George William Stairs v Market Misconduct Tribunal & The Financial Secretary, HCMP 1187/2012, Hon Yuen & Fok JJA, 19 September 2012

By a report pursuant to s.252(3)(a) and (b) of the Securities and Futures Ordinance (Cap 571) (“SFO”), the Market Misconduct Tribunal (“MMT”) determined that the Applicant was culpable of insider dealing and, by a further report, made a cold shoulder order against him and ordered him to pay one third of the costs and expenses of the Securities and Futures Commission and the Government.

The Applicant sought leave to appeal, pursuant to s.266 of the SFO, against the MMT’s findings, determinations and orders. Under s.266 of the SFO, a person dissatisfied with the finding or determination of the MMT may appeal to the Court of Appeal on a point of law or, with leave of the Court of Appeal, on a question of fact.

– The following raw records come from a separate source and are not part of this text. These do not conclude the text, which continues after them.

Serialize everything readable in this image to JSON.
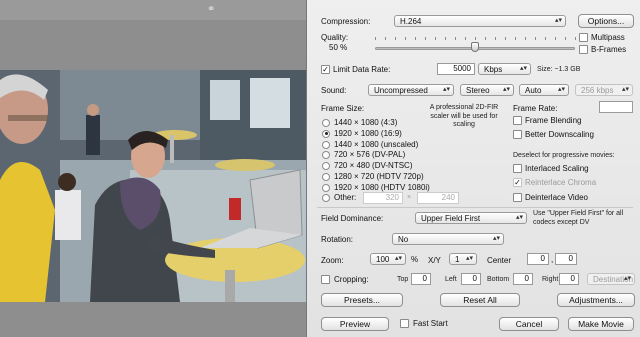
{
  "preview": {
    "glyph": "⚭"
  },
  "compression": {
    "label": "Compression:",
    "value": "H.264",
    "options_button": "Options..."
  },
  "quality": {
    "label": "Quality:",
    "value": "50 %",
    "level": 0.5
  },
  "multipass": {
    "label": "Multipass",
    "checked": false
  },
  "bframes": {
    "label": "B-Frames",
    "checked": false
  },
  "data_rate": {
    "label": "Limit Data Rate:",
    "checked": true,
    "value": "5000",
    "unit": "Kbps",
    "size": "Size: ~1.3 GB"
  },
  "sound": {
    "label": "Sound:",
    "codec": "Uncompressed",
    "channels": "Stereo",
    "rate": "Auto",
    "bitrate": "256 kbps"
  },
  "frame_size": {
    "label": "Frame Size:",
    "note": "A professional 2D-FIR scaler will be used for scaling",
    "options": [
      {
        "label": "1440 × 1080  (4:3)",
        "selected": false
      },
      {
        "label": "1920 × 1080  (16:9)",
        "selected": true
      },
      {
        "label": "1440 × 1080  (unscaled)",
        "selected": false
      },
      {
        "label": "720 × 576  (DV-PAL)",
        "selected": false
      },
      {
        "label": "720 × 480  (DV-NTSC)",
        "selected": false
      },
      {
        "label": "1280 × 720  (HDTV 720p)",
        "selected": false
      },
      {
        "label": "1920 × 1080  (HDTV 1080i)",
        "selected": false
      }
    ],
    "other_label": "Other:",
    "other_width": "320",
    "other_times": "×",
    "other_height": "240"
  },
  "frame_rate": {
    "label": "Frame Rate:",
    "value": "",
    "blending": {
      "label": "Frame Blending",
      "checked": false
    },
    "better": {
      "label": "Better Downscaling",
      "checked": false
    }
  },
  "deselect_note": "Deselect for progressive movies:",
  "interlaced": {
    "label": "Interlaced Scaling",
    "checked": false
  },
  "reinterlace": {
    "label": "Reinterlace Chroma",
    "checked": true,
    "disabled": true
  },
  "deinterlace": {
    "label": "Deinterlace Video",
    "checked": false
  },
  "field_dominance": {
    "label": "Field Dominance:",
    "value": "Upper Field First",
    "note": "Use \"Upper Field First\" for all codecs except DV"
  },
  "rotation": {
    "label": "Rotation:",
    "value": "No"
  },
  "zoom": {
    "label": "Zoom:",
    "value": "100",
    "percent": "%",
    "xy_label": "X/Y",
    "xy_value": "1",
    "center_label": "Center",
    "center_x": "0",
    "center_sep": ",",
    "center_y": "0"
  },
  "cropping": {
    "label": "Cropping:",
    "checked": false,
    "top_label": "Top",
    "top": "0",
    "left_label": "Left",
    "left": "0",
    "bottom_label": "Bottom",
    "bottom": "0",
    "right_label": "Right",
    "right": "0",
    "mode": "Destination"
  },
  "buttons": {
    "presets": "Presets...",
    "reset": "Reset All",
    "adjust": "Adjustments...",
    "preview": "Preview",
    "cancel": "Cancel",
    "make": "Make Movie"
  },
  "fast_start": {
    "label": "Fast Start",
    "checked": false
  }
}
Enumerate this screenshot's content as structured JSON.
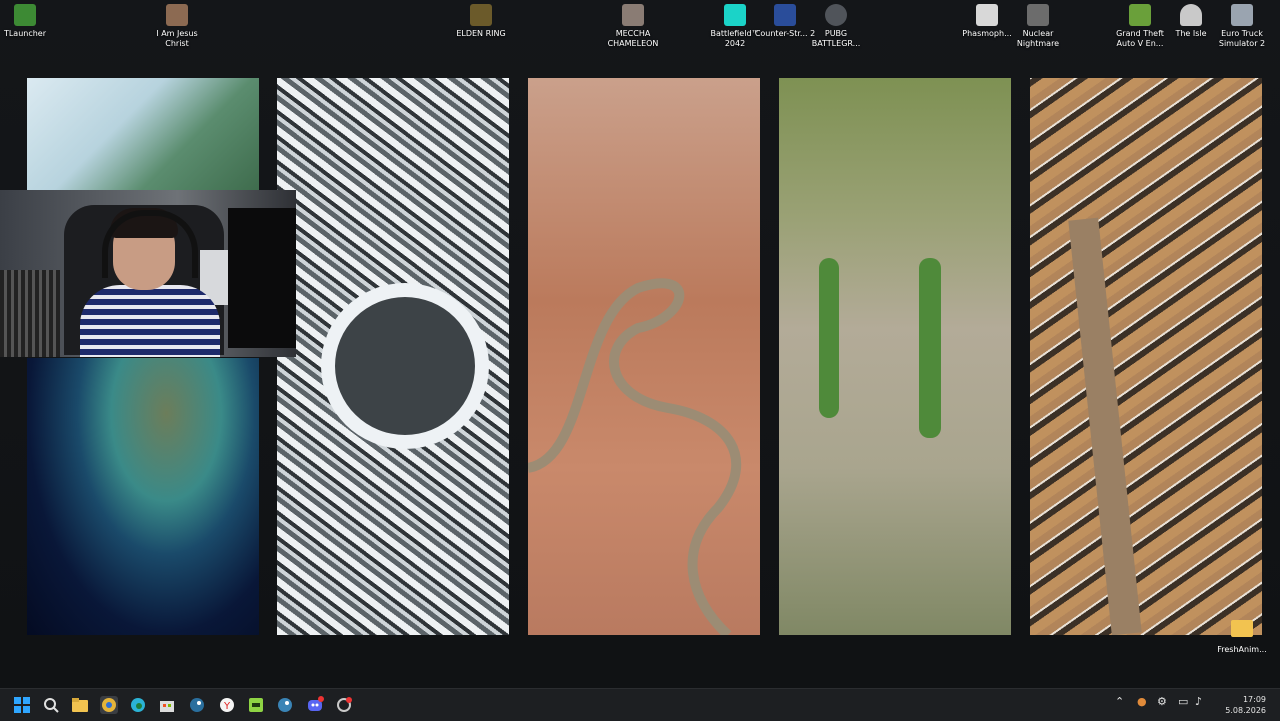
{
  "desktop_icons": [
    {
      "label": "TLauncher",
      "icon": "tlauncher-icon",
      "color": "#3d8a34"
    },
    {
      "label": "I Am Jesus Christ",
      "icon": "jesus-game-icon",
      "color": "#8c6a52"
    },
    {
      "label": "ELDEN RING",
      "icon": "elden-ring-icon",
      "color": "#6b5a2a"
    },
    {
      "label": "MECCHA CHAMELEON",
      "icon": "meccha-chameleon-icon",
      "color": "#8a7c74"
    },
    {
      "label": "Battlefield™ 2042",
      "icon": "battlefield-icon",
      "color": "#1bd3c8"
    },
    {
      "label": "Counter-Str... 2",
      "icon": "counter-strike-icon",
      "color": "#2a4d9a"
    },
    {
      "label": "PUBG BATTLEGR...",
      "icon": "pubg-icon",
      "color": "#50545a"
    },
    {
      "label": "Phasmoph...",
      "icon": "phasmophobia-icon",
      "color": "#d8d8d8"
    },
    {
      "label": "Nuclear Nightmare",
      "icon": "nuclear-nightmare-icon",
      "color": "#6c6c6c"
    },
    {
      "label": "Grand Theft Auto V En...",
      "icon": "gta-v-icon",
      "color": "#6aa03a"
    },
    {
      "label": "The Isle",
      "icon": "the-isle-icon",
      "color": "#c9c9c9"
    },
    {
      "label": "Euro Truck Simulator 2",
      "icon": "euro-truck-icon",
      "color": "#9aa4b0"
    }
  ],
  "desktop_folder": {
    "label": "FreshAnim...",
    "icon": "folder-icon"
  },
  "wallpaper_panels": [
    {
      "name": "coastline-panel",
      "colors": [
        "#cfe4ee",
        "#3d6b5d",
        "#0b1b3a"
      ]
    },
    {
      "name": "crater-lake-panel",
      "colors": [
        "#e9edf0",
        "#4d5459",
        "#d7dde1"
      ]
    },
    {
      "name": "desert-river-panel",
      "colors": [
        "#c88a6f",
        "#9b5843",
        "#cc9274"
      ]
    },
    {
      "name": "green-plain-panel",
      "colors": [
        "#7f8f4c",
        "#a9a38d",
        "#7e8260"
      ]
    },
    {
      "name": "mountain-valley-panel",
      "colors": [
        "#b98b58",
        "#3d3328",
        "#b6895a"
      ]
    }
  ],
  "taskbar": {
    "apps": [
      {
        "name": "start-button",
        "icon": "windows-logo-icon",
        "color": "#2fa6ff"
      },
      {
        "name": "search-button",
        "icon": "search-icon",
        "color": "#e0e0e0"
      },
      {
        "name": "file-explorer-button",
        "icon": "folder-icon",
        "color": "#f2c350"
      },
      {
        "name": "chrome-button",
        "icon": "chrome-icon",
        "color": "#e4b43a"
      },
      {
        "name": "edge-button",
        "icon": "edge-icon",
        "color": "#2bb3d6"
      },
      {
        "name": "store-button",
        "icon": "store-icon",
        "color": "#dcdcdc"
      },
      {
        "name": "steam-button",
        "icon": "steam-icon",
        "color": "#2a6f9e"
      },
      {
        "name": "yandex-button",
        "icon": "yandex-icon",
        "color": "#f5f5f5"
      },
      {
        "name": "live-button",
        "icon": "live-app-icon",
        "color": "#8ed444"
      },
      {
        "name": "steam-2-button",
        "icon": "steam-icon",
        "color": "#3a84b6"
      },
      {
        "name": "discord-button",
        "icon": "discord-icon",
        "color": "#5865f2"
      },
      {
        "name": "recorder-button",
        "icon": "recorder-icon",
        "color": "#c9c9c9"
      }
    ],
    "tray_icons": [
      "chevron-up-icon",
      "microphone-icon",
      "network-icon",
      "display-icon",
      "speaker-icon",
      "battery-icon"
    ],
    "time": "17:09",
    "date": "5.08.2026"
  }
}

In order for leave to be granted, the proposed appeal must be one which has “a reasonable prospect of success” i.e. a real, or a sensible, as opposed to fanciful, prospect of success.

The market misconduct alleged against the Applicant was that he received relevant information about Chaoda Modern Agriculture (Holdings) Limited (“Chaoda”) in a telephone conference call, that was likely to adversely affect the share price and, being in possession of relevant information, dealt with Chaoda shares by selling 374,000 of them at HK$5.30 per share and then subsequently took part in Chaoda’s placing exercise by buying 630,000 shares at HK$4.60 per share.

The MMT was satisfied that the Applicant knew that he was in possession of relevant information and that his purpose in selling the Chaoda shares was to avoid a loss in the fund of which he was a manager, which would flow from a drop in the market price, following the announcement of the placement of Chaoda shares at a substantial discount and concluded that he was therefore culpable of market misconduct contrary to s.270(1)(e) of the SFO.

The Court of Appeal found that the proposed grounds of appeal were against findings of fact and not law and that leave to appeal was therefore required under s.266(1)(b) of the SFO. The Court of Appeal held that none of the proposed grounds of appeal gave rise to an appeal which satisfied the reasonable prospect of success threshold and that the application was totally without merit such that it was appropriate to make an order, pursuant to RHC O.59 r.2A(8), that no party may request the determination to be reconsidered at an oral hearing inter partes.

The Court of Appeal also ordered the Applicant to pay costs.